By Monica Miller
“Don’t be alarmed if your hotel room shakes. You’ll be safe.”
I’ve heard that several times since arriving in Japan.
Yesterday I got to experience what a magnitude 7 earthquake is like, and survived.
It wasn’t a real earthquake, but rather a demonstration of one at a Life Safety Learning Center operated by the Tokyo Fire Department.
Here, schoolchildren and other visitors learn about what to do in an earthquake, flooding, fire and other natural disasters.
Inside the earthquake simulator, there’s a table with cushions on the top, a plastic cupboard in the corner, and a box for the gas supply on the wall.
Our guide from the Tokyo Fire Department tells us what to do as soon as we feel the shaking.
“Get under the table and hold on to the table legs.
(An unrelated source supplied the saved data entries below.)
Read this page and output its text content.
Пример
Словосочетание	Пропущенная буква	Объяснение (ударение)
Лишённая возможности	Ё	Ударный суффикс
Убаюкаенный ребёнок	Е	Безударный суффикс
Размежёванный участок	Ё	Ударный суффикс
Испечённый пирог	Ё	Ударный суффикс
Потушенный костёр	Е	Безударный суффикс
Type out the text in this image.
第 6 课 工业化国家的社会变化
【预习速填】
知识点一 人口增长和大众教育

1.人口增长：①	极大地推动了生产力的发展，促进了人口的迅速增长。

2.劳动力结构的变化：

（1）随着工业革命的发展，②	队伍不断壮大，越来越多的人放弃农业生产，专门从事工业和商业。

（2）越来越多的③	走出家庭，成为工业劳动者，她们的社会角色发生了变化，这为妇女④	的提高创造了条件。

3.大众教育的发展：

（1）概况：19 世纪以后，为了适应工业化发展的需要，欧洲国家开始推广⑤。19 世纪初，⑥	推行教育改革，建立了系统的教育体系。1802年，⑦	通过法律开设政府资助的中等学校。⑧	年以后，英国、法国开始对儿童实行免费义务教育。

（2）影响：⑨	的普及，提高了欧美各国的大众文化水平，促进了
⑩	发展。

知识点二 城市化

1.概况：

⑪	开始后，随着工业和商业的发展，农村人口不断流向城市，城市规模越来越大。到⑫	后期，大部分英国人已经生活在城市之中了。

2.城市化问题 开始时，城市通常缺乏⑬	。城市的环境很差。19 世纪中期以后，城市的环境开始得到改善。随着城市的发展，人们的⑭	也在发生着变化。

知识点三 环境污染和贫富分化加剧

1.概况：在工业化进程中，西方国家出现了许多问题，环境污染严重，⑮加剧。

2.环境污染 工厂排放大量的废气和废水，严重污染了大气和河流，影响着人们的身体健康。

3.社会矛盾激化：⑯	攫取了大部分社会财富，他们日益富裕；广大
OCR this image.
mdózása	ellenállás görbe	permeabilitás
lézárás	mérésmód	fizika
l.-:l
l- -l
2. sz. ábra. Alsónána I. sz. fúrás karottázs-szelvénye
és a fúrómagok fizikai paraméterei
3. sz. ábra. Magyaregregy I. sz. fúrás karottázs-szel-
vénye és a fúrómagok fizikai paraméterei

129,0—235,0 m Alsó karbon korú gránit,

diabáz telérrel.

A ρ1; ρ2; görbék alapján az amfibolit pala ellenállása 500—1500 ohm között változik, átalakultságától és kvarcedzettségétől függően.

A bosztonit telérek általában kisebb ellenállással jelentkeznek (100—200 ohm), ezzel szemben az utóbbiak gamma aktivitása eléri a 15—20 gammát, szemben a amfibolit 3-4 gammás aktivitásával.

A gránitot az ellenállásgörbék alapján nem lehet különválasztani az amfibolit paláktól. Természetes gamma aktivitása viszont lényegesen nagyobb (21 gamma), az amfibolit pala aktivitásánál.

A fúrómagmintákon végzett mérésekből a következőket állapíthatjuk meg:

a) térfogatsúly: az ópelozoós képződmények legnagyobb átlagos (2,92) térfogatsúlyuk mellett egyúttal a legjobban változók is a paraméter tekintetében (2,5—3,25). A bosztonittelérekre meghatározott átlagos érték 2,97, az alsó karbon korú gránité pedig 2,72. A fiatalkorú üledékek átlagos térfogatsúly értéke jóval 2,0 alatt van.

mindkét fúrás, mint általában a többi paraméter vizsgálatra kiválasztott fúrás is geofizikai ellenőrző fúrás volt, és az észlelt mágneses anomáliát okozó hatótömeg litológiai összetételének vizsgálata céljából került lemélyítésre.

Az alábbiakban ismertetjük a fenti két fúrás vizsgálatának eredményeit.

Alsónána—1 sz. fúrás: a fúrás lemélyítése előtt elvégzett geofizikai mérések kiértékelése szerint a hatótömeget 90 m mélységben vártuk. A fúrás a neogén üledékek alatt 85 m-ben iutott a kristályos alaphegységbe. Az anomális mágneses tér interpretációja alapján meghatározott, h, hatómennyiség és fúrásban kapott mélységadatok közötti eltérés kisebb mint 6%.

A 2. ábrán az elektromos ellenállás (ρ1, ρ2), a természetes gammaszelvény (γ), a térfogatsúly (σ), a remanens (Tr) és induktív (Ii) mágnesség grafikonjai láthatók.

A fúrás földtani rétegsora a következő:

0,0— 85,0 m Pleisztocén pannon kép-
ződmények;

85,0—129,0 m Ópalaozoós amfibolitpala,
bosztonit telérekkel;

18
And don’t get up until the shaking stops.”
He gives more instructions: “When the earthquake stops, cover your head with a cushion and turn off the gas so there’s no fire, then exit through the side door.”
The shaking will last for 15 seconds.
I pair up with a colleague from Trinidad and Tobago, Kim Boodram. We are the first in our group to give it a try.
The earthquake starts off like a quiver, much like when a heavy loader passes by, but then the place just rocks.
We duck for cover under the table and follow the instructions to hold onto the table legs. The cupboard falls down and the shaking continues for what seems like 15 minutes instead of 15 seconds.
The fact that it was just a demonstration didn’t take away the scary feeling of, “What if a real one happens and I’m in my hotel room on the 7th floor? Wouldl I be able to make it out safely?”
As soon as the shaking stops, we get up from under the dining table, place cushions on our heads and, since I’m closest to the water heater switch, I turn it off before we make our exit.
Consider that what we experienced is the same thing that elementary schoolchildren in this country are exposed to.
It’s like they are embedded with disaster preparedness intelligence from a very early age.
In addition to school tours at the the Honjo Bosai-kan, or Life Safety Learning Center, the Tokyo Fire Department also has versions of the training center on wheels that make school rounds.
Earthquake and disaster drills are held regularly in schools — not just during Disaster Preparedness Week, like we do.
After each disaster that Japan experiences, disaster officials take stock of lessons learnt and then come up with ways to prevent loss of life and property.
One of Japan’s inventions is to bolt down furniture in homes and offices so they don’t fall or move around and kill or injure occupants.
This is an island nation that takes disaster training and education very seriously.
Facilities like the Life Safety Learning Center is an example of Japan’s investment in making sure its people are equipped with the skills and knowledge to protect themselves in life-threatening disasters.
News Director Monica Miller is in Japan with a group of journalists from the Caribbean and Pacific as guests of the Association for Promotion of International Cooperation and the Foreign Press Center Japan.